Usually, I had simple parcel (minor) seizures, which only lasted a couple of minutes. I was conscious throughout these. I could hear everything, but I could only really look; I couldn’t talk until I was coming out of the seizure. Most of the time, I knew when I was going to have a seizure because I felt dizzy, my jaw would start to tremble, and a few seconds after that, I would lose my speech. I could only get someone’s attention by staring or making some sort of noise, because I couldn’t talk.
I only had about three grand mal (major) seizures. I had to go to hospital when I had these. When I had a grand mal seizure, I would lose consciousness and I don’t think I knew that I was having a seizure until I regained consciousness.
I was on anti-convulsive medication, which helped to prevent seizures. We gradually increased the dosage until I was having the maximum amount I could have due to my weight. But I kept having seizures, so the doctor put me on another medication, which stopped the seizures.

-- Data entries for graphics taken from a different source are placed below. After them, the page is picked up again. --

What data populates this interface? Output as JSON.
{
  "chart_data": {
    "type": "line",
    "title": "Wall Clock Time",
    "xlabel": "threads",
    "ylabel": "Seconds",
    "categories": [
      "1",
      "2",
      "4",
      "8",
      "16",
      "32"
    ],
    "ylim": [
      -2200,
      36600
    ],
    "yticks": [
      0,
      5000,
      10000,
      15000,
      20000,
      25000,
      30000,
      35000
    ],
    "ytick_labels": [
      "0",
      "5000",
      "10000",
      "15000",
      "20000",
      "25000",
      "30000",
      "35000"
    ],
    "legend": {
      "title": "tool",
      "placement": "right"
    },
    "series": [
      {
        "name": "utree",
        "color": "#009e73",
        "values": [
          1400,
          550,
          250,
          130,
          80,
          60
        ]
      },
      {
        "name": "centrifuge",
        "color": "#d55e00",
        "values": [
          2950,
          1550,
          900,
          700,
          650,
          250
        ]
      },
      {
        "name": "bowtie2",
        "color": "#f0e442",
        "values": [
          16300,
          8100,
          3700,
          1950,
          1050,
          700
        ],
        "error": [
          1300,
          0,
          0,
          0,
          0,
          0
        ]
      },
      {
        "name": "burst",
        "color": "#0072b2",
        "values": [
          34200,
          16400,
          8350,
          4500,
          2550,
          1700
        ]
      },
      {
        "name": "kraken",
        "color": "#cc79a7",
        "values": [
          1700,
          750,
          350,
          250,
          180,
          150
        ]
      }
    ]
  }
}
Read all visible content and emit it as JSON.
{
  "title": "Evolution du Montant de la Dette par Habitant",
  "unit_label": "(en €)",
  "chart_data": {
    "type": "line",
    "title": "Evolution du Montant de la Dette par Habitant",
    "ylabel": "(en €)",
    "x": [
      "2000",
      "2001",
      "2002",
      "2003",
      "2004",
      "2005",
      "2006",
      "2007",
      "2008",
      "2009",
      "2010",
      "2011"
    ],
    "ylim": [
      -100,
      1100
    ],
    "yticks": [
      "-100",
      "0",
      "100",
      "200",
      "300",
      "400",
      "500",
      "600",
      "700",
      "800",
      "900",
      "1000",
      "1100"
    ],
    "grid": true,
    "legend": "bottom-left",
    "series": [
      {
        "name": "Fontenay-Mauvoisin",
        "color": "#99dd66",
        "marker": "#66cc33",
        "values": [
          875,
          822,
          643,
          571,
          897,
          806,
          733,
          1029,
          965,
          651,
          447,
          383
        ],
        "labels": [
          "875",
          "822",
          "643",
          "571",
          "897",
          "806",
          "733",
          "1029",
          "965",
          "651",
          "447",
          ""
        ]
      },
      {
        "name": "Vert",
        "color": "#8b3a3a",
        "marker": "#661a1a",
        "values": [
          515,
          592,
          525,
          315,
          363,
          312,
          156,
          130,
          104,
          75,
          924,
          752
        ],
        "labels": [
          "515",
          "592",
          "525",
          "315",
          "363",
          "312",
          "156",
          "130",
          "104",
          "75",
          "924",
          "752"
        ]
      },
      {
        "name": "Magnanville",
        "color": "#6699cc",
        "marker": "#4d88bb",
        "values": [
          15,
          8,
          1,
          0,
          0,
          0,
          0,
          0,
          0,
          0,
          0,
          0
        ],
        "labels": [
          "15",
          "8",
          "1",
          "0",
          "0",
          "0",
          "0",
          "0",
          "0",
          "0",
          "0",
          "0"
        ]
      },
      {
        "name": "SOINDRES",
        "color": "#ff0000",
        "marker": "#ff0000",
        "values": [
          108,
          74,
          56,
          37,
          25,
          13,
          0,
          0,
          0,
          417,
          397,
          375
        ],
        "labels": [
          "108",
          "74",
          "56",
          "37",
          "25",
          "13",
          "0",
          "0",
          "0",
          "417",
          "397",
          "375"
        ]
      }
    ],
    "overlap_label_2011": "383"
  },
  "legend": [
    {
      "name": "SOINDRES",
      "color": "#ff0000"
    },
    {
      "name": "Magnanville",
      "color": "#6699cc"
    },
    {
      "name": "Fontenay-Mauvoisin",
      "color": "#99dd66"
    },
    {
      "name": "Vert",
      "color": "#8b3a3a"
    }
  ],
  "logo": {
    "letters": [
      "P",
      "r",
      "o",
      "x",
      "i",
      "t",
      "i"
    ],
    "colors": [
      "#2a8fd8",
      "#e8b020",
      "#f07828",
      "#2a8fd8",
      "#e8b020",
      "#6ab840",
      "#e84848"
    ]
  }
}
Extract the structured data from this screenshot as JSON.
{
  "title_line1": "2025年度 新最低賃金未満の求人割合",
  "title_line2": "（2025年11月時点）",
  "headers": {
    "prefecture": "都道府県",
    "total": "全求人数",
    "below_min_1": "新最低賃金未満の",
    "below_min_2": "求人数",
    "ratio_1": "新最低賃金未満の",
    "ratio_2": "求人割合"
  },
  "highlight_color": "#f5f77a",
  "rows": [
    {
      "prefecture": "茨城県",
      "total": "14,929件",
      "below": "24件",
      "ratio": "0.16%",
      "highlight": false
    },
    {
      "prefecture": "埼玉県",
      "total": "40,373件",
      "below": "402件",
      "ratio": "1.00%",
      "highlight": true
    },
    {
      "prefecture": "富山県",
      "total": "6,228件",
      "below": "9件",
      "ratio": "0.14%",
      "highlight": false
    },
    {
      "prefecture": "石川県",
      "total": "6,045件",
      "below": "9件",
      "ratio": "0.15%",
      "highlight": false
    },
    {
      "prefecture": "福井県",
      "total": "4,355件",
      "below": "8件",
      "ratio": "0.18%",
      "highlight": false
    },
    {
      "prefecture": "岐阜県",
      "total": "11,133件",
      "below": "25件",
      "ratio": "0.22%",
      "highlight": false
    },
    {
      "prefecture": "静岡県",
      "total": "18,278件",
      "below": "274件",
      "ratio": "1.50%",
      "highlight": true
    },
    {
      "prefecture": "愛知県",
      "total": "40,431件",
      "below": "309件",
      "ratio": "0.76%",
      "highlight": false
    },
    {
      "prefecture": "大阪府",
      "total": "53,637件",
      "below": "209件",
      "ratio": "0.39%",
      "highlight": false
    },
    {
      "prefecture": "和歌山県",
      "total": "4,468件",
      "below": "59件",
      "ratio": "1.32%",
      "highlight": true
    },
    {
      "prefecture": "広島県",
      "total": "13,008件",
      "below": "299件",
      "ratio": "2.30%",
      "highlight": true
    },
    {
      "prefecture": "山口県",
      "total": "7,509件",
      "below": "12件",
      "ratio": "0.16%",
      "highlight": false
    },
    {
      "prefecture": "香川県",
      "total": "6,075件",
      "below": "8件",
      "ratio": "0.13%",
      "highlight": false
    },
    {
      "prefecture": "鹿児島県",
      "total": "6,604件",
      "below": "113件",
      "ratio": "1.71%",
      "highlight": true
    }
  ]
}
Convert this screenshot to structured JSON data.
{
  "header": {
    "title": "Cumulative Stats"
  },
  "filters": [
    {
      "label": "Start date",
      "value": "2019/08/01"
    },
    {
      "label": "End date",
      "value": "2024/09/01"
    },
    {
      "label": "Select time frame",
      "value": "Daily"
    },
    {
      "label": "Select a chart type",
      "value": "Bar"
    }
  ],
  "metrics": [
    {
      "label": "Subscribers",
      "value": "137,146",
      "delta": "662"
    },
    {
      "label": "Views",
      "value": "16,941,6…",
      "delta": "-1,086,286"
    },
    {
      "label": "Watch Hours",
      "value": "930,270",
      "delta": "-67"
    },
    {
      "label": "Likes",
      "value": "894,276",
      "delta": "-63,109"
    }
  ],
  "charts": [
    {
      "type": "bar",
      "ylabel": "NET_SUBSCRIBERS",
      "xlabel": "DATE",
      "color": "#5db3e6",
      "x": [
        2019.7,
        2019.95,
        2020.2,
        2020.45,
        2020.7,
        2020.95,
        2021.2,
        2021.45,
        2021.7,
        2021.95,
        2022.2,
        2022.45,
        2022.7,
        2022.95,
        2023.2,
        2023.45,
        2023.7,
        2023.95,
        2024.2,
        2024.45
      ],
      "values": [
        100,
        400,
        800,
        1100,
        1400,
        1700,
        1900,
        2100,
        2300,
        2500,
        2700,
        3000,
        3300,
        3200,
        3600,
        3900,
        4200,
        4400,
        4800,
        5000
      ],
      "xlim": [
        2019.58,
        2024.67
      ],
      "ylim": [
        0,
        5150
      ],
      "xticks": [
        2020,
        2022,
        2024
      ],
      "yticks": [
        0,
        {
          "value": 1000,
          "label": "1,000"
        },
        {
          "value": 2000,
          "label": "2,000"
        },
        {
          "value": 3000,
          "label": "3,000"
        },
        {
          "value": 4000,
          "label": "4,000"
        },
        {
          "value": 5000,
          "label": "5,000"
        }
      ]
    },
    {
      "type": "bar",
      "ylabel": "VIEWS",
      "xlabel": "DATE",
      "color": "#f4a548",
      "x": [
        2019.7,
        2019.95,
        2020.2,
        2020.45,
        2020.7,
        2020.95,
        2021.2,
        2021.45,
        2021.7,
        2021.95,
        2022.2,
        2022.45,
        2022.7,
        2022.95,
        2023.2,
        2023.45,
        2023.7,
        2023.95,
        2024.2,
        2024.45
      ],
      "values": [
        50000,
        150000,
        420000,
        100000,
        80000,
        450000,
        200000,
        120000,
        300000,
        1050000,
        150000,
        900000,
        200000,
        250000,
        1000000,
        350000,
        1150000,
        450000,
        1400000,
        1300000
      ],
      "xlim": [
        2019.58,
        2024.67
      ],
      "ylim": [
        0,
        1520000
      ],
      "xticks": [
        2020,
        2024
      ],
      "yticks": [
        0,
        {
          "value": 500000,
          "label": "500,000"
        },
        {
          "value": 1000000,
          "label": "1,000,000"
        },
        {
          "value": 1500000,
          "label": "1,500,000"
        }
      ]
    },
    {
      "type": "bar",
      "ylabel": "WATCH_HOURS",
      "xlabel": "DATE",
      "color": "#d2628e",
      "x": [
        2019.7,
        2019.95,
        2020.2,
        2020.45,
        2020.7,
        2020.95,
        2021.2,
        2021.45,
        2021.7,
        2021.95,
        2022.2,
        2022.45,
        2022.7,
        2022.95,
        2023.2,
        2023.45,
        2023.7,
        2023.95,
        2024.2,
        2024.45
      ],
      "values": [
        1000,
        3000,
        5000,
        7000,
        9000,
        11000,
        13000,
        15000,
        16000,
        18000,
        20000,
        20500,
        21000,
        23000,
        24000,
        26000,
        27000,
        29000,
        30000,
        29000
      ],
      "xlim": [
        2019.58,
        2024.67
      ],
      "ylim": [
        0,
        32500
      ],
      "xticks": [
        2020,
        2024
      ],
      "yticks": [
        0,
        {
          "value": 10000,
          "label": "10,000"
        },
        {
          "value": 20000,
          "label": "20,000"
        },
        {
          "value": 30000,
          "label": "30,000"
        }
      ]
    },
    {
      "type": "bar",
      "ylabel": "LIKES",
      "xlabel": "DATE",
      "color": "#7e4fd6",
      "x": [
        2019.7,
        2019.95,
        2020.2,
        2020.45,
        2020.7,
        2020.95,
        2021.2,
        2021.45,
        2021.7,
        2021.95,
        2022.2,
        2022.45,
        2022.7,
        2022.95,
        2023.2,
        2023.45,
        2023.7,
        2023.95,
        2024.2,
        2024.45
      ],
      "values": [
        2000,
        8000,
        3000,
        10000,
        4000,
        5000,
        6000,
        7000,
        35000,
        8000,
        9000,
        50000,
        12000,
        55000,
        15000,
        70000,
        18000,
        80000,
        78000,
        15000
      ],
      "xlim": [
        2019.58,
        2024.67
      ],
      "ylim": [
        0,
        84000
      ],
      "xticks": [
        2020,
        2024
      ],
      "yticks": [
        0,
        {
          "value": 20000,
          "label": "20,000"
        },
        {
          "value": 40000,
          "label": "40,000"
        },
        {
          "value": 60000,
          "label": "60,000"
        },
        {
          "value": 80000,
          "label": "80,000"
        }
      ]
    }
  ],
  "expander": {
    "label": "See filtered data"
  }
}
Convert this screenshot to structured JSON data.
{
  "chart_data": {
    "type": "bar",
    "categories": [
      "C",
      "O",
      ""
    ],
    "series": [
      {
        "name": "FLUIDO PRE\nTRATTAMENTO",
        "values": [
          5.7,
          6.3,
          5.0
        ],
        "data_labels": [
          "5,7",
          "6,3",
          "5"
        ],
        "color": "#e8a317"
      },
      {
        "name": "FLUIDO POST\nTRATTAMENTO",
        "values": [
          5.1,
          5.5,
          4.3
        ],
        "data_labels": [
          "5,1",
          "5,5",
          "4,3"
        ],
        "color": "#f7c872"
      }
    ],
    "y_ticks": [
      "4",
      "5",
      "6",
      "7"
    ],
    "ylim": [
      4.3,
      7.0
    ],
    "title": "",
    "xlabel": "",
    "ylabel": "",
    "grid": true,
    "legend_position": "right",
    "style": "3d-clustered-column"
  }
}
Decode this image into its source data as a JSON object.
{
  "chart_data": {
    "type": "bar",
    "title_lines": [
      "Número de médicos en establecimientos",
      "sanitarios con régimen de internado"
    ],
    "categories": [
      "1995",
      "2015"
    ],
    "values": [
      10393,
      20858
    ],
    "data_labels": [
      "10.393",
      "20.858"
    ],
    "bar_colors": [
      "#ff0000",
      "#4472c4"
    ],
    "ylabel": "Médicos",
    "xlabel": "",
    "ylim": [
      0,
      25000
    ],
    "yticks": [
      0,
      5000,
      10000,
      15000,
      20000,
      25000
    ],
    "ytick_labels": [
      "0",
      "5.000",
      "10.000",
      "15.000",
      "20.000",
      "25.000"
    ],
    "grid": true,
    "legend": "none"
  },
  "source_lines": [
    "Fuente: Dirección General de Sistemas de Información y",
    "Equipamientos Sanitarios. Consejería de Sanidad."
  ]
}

I can’t remember when, but I had an EEG (electroencephalogram); this is a test that detects electrical activity in your brain using small, flat metal discs (electrodes) attached to your scalp. Your brain cells communicate via electrical impulses and are active all the time, even when you’re asleep. This activity shows up as wavy lines on an EEG recording.
The EEG showed that the type of epilepsy I had was the type most children grow out of, which I did. The only way to see if I had grown out of it was to take me off the medication. We thought it would be a straightforward process, but it wasn’t. We were told that if I had a seizure, my electric wheelchair would be confiscated. We argued with the “professionals” about this, as they’d reached the conclusion that if a person had an “unexplained” seizure, they would take their vehicle (which they claimed included electric wheelchairs).